もちろんアップルのデザインとブランド構築力が優れていることや、主力商品であるiPhoneの粗利益率の高さなどは周知の事実だ。
同社は、アップルミュージック、アップルTV、さらにはiPhoneの最新型への更新などを束にして定期的に定額で売る、著者が「ランドル」(定期的な収入を生む製品・サービスの束)と呼ぶビジネスモデルによって、顧客の購買可否の意思決定回数を減らして(回数が多いと脱落が生じやすく不安定になるのだ)、さらに収益を拡大する余地があると予想する。
GAFA以外にも、ウーバー、テスラ、その他の「+X」に名前が挙がる企業のビジネスについて著者は縦横に論じている。ビジネスパーソンがビジネスについてヒントを求める目的でも読める本だし、アメリカの個別株式に投資している投資家にとっては、企業評価の視点を知るうえで大変お得な本だ。
詳しくは本書を手に取ってほしいが、テスラの株価について、過去著者の見通しが外れたことが正直に語られた後に、ではテスラのどこがすごいのか、それでも現在の株価は高すぎないのか、といった問題が率直に語られている。また、ソフトバンクグループのビジョンファンドが、アメリカのベンチャー投資の世界で、またビジネススクールの教授から、どう見えているかといった興味深い話題もある。
GAFAの色分け、青の騎士と赤の騎士とは?
残りの2つ、GAFAの「G」と「F」についても、もちろん強みが説明されている。端的に言って、この2社は広告のプラットフォームとして広告主にとって便利なのだ。規模ときめ細かさの両方において、オールドメディアに勝ち目はないと著者は指摘する。オールドメディアの広告でブランドを構築しようとする「ブランドの時代」は終わり、今は「プロダクトの時代」なのだ。
そして、コロナ禍の足元で広告費が落ちていても、いずれ経済が回復すれば両者はその恩恵を大いに受けるだろうと予測する。ただし、著者は、グーグルとフェイスブックに対して厳しい。彼はGAFAを「青の騎士」と「赤の騎士」の2色に色分けしていて、「G」と「F」は(邪悪な印象の)赤の騎士の「2大巨頭」として分類されている。
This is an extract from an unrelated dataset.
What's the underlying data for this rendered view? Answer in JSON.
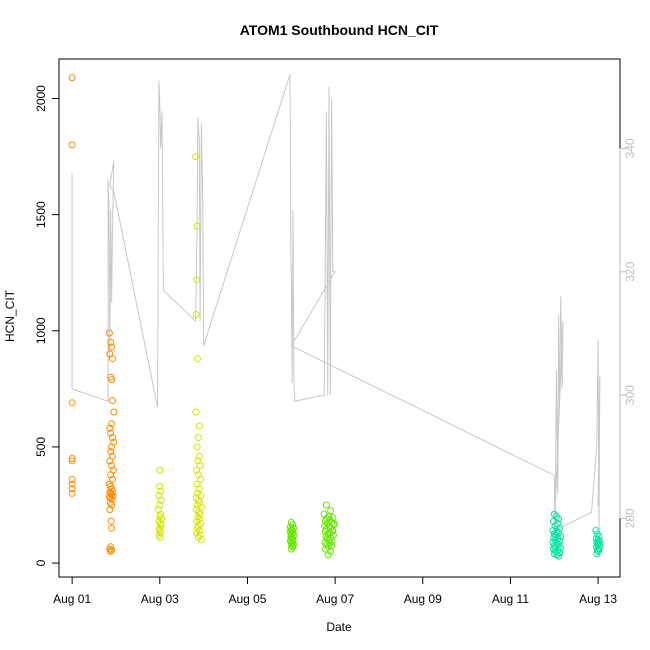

赤の騎士の特徴は、ユーザーが商品であることだ。彼らは、実質的にユーザーのデータを外部に売り渡すビジネスで稼いでいる。「またステイホームのせいでフェイスブックとグーグルを利用する機会が増え、彼らの商品在庫が増えている。そう、ここでの、“商品在庫”とは、あなたのことである」と著者は書いている。「おっしゃるとおり!」と言うしかない。